The timing mismatch between ZEB implementation dates and cost-optimal report availability means that many Member States may implement provisional thresholds, creating uncertainty for construction industry stakeholders and potentially necessitating disruptive mid-course corrections.
 

Economic and social considerations

The most recent EU Impact Assessment Report highlights the broader challenge of balancing decarbonisation ambitions in the construction sector with economic feasibility. For example, the report underscores the need for predictable demand and financial support to accelerate investments in low-carbon technologies, where public procurement and incentives are critical to driving market transformation.  With well‑designed policies and accessible funding mechanisms, the transition to ZEB can accelerate, lowering costs, strengthening climate ambition, and ensuring the benefits of decarbonisation are shared equitably across society.  In line with the Energy Performance of Buildings Directive (EU) 2024/1275, the Commission will also help Member States draw up their national building renovation plans by the end of 2026 to identify the worst performing buildings, where the most vulnerable citizens reside, and design tailor-made policies that help them reduce their energy bills and live more comfortably in their homes, in winter and in summer. The plans also aim to mainstream accessibility for older persons and persons with disabilities in the context of renovations.


Adaptive policy frameworks

As electricity grids progressively incorporate higher shares of renewable energy, primary energy conversion factors change, directly affecting ZEB threshold calculations and potentially shifting which buildings remain compliant over time. The EPBD requires forward-looking primary energy factors aligned with projected grid trajectories, but long-term grid composition involves substantial uncertainty that makes static threshold-setting problematic.

Similarly, rapid technological development may render feasibility assessments made in 2026 obsolete by 2030: declining solar costs, improvements in battery storage, and advances in heat pump technology may make on-site renewable integration technically and economically viable in contexts where it was initially deemed infeasible. Member States that have granted broad exemptions from on-site renewable requirements should build in mechanisms to revisit those decisions as the technology landscape evolves.

Finally, climate change itself introduces a design challenge that current standards do not fully address. Buildings designed to meet today's performance requirements may be inadequate for the climatic conditions they will face over their operational lifetimes. 

These considerations collectively point to the need for iterative, evidence-based policy learning. 

 

Conclusions

The revised EPBD makes zero-emission building (ZEB) standards central to the EU’s 2050 climate-neutral building goal, setting binding milestones for design, construction, and renovation. However, flexibility for Member States could lead to fragmented implementation, while incomplete EPC databases continue to limit effective monitoring of progress.

Deep ZEB renovations also pose affordability challenges, especially for vulnerable households.
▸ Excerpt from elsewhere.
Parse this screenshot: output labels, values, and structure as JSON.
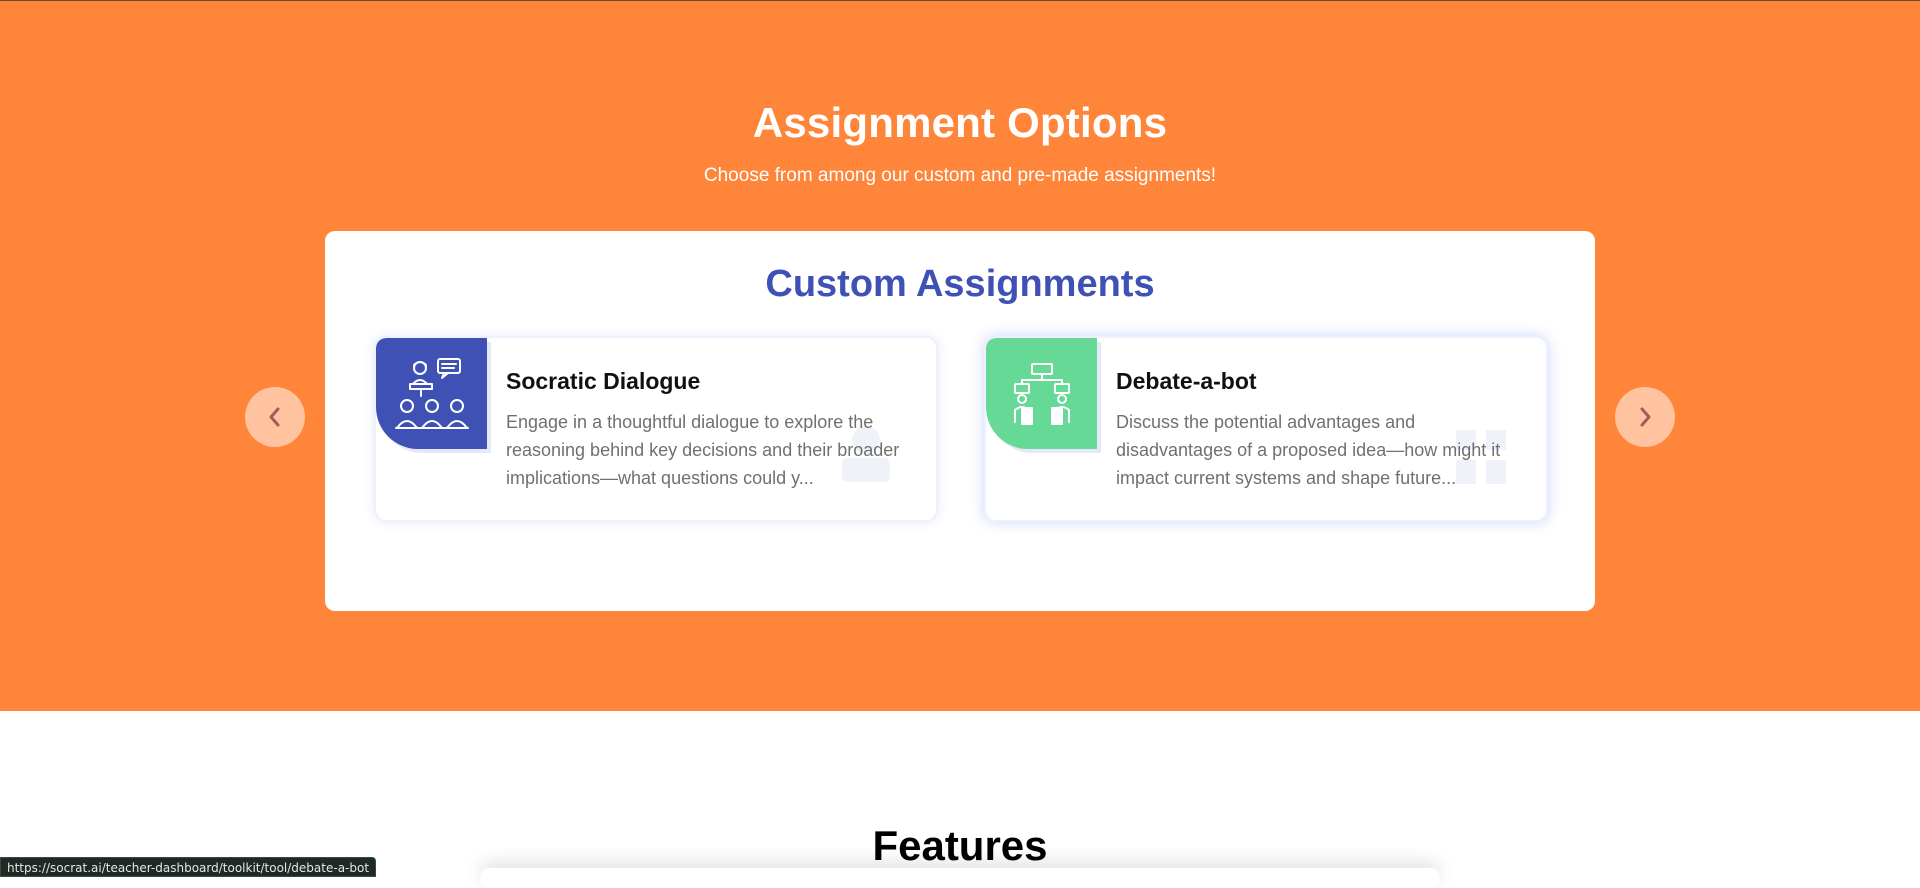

The revised EPBD introduces social safeguards, which are complemented in the European Affordable Housing Plan and are meant to be integrated in specific and national measures in the NBRPs. Eventually, their success will depend on adequate funding and balanced national policies ensuring inclusiveness.

At present, the regulatory framework primarily addresses operational emissions, but the forthcoming disclosure of life-cycle global warming potential (GWP) will gradually integrate embodied carbon into compliance. As implementation advances, adapting policies to evolving energy systems, technological innovation, and climate objectives will be essential. With coordinated action and sustained investment, the EPBD can play a decisive role in accelerating the transition toward a more efficient, resilient, and climate-neutral European building sector.